We do not yet know what Van Rootselaar actually typed into ChatGPT, nor do we know what the chatbot said back. Police hold the transcripts, and they will eventually become public, but no timeline has been set. Until we can read that conversation, assigning specific blame to OpenAI is difficult to do honestly.
I hate to harp on this, but it reminds me again of Kimverr Gill. If you’ll recall, Gill was the gunman at the 2006 Dawson College shooting where he shot and killed student Anastasia De Sousa. Gill also visited this blog months before his attack. He left the most distasteful comments, but nothing that ever crossed the line into criminality.
The ChatGPT situation could be different, or it could be the same. Without the transcript, we are speculating.
However, I am more confident in saying that OpenAI is almost certainly a link in the chain of failure that produced the Tumbler Ridge shooting. As I too frequently say, almost all school shootings are a perfect storm of failure. Such as a parent who blocked early intervention or an inadequate mental health system. Or maybe even a digital ecosystem that normalized violence. Then add a tech company whose employees reviewed flagged content about gun violence and decided a phone call to police wasn’t warranted.
Is any single link responsible for the whole chain? Probably not. Is each link worth examining? Absolutely.

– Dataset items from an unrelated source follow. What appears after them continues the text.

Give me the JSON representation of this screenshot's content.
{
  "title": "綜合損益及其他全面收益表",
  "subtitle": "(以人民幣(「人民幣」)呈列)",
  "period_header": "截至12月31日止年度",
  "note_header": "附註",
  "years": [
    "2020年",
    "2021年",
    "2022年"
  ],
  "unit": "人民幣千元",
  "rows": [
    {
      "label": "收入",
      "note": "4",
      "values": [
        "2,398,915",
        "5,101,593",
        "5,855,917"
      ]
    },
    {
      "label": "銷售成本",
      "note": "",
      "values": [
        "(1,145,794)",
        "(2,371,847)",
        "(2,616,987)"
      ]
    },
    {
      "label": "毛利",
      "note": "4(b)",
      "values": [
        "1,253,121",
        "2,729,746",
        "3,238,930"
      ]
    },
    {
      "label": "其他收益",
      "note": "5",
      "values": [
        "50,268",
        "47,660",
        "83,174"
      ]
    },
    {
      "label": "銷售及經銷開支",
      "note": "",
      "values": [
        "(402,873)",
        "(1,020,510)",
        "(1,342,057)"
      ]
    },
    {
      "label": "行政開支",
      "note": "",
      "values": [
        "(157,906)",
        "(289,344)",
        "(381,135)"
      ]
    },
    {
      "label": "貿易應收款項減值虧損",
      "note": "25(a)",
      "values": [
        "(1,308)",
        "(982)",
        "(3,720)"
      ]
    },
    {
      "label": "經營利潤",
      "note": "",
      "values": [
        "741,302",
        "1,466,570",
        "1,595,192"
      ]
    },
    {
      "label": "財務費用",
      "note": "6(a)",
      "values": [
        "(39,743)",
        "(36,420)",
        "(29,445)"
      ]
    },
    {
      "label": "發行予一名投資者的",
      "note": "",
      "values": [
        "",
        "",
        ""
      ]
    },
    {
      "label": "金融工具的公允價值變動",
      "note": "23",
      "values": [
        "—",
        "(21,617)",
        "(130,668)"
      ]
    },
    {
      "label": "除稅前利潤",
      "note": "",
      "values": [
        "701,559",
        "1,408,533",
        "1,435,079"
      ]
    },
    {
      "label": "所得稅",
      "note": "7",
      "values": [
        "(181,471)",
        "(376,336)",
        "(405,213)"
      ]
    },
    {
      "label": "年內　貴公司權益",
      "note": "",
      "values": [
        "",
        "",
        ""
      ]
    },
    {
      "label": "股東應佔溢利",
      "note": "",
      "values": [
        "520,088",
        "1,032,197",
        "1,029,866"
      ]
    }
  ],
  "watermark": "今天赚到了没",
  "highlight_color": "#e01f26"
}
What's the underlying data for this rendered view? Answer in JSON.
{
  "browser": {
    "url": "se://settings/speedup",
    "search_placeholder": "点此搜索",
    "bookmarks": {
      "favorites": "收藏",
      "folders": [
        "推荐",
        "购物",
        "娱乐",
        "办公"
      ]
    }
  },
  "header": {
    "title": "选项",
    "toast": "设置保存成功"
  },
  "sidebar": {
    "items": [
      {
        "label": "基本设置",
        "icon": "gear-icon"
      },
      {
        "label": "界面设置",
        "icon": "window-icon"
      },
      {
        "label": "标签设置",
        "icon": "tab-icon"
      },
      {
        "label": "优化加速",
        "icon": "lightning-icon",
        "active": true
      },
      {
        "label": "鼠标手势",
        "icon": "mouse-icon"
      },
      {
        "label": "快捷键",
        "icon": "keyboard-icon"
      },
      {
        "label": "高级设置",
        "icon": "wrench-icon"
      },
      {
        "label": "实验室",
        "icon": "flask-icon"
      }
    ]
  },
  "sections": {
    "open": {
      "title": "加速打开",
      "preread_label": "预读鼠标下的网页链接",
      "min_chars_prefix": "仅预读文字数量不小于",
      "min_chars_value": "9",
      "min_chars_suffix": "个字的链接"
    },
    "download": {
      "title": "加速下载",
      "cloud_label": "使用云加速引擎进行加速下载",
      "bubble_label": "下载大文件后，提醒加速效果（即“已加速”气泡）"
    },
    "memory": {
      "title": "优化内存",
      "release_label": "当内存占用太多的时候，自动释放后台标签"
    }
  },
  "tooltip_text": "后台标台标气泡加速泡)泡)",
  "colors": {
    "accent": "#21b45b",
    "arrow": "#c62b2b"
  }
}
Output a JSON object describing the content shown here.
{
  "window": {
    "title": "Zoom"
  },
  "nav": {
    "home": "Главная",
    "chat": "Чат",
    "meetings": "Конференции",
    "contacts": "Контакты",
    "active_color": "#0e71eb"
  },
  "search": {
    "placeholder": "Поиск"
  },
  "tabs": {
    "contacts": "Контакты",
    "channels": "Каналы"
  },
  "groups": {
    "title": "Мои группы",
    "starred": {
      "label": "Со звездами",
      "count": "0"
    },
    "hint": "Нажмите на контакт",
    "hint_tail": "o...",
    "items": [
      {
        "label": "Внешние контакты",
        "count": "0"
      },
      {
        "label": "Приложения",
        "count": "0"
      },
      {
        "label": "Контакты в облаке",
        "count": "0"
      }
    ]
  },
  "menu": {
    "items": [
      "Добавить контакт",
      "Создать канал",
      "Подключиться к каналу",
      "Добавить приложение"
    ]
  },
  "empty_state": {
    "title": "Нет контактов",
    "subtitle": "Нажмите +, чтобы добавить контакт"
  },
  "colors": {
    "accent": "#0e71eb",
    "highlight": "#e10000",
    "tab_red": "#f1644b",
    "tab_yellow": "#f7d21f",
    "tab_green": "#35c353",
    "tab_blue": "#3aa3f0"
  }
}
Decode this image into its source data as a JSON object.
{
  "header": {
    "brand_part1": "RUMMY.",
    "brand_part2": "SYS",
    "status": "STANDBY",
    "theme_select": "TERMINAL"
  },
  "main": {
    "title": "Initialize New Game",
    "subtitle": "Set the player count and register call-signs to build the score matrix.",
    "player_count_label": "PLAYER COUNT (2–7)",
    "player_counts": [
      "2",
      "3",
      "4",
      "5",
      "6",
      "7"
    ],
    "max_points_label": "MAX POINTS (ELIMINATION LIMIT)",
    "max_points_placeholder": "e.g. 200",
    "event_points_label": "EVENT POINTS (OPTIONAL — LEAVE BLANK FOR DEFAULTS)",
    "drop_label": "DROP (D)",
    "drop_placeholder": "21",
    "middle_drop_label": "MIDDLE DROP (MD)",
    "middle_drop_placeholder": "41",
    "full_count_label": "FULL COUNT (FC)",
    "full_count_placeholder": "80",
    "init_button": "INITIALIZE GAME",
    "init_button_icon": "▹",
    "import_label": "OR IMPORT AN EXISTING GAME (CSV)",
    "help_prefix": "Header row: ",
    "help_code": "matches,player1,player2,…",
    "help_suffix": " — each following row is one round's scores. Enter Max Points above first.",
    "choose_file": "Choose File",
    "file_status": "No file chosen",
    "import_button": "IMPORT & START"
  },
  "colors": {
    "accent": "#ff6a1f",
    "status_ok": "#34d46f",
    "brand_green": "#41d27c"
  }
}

However, what I keep coming back to is a different question entirely. We now have documented cases of people forming deep emotional attachments to large language models. People are treating AI chatbots as confidants, companions, and therapists. One of the lawsuits OpenAI was already facing before Tumbler Ridge alleged that ChatGPT functioned as a suicide coach in the death of a university student. These are not fringe cases anymore.
When someone is pouring their darkest thoughts into a chatbot instead of a human being, that is not primarily an AI problem. That is a mental health crisis. The chatbot is the symptom, while the isolation, the untreated distress, and the absence of real human connection are the disease.
OpenAI should have called the RCMP. Twelve people knowing about that account and doing nothing is an institutional failure that policy updates cannot fully excuse. But if we focus our outrage entirely on the AI angle, we will do what we always do after these events.
Miss the part that actually matters.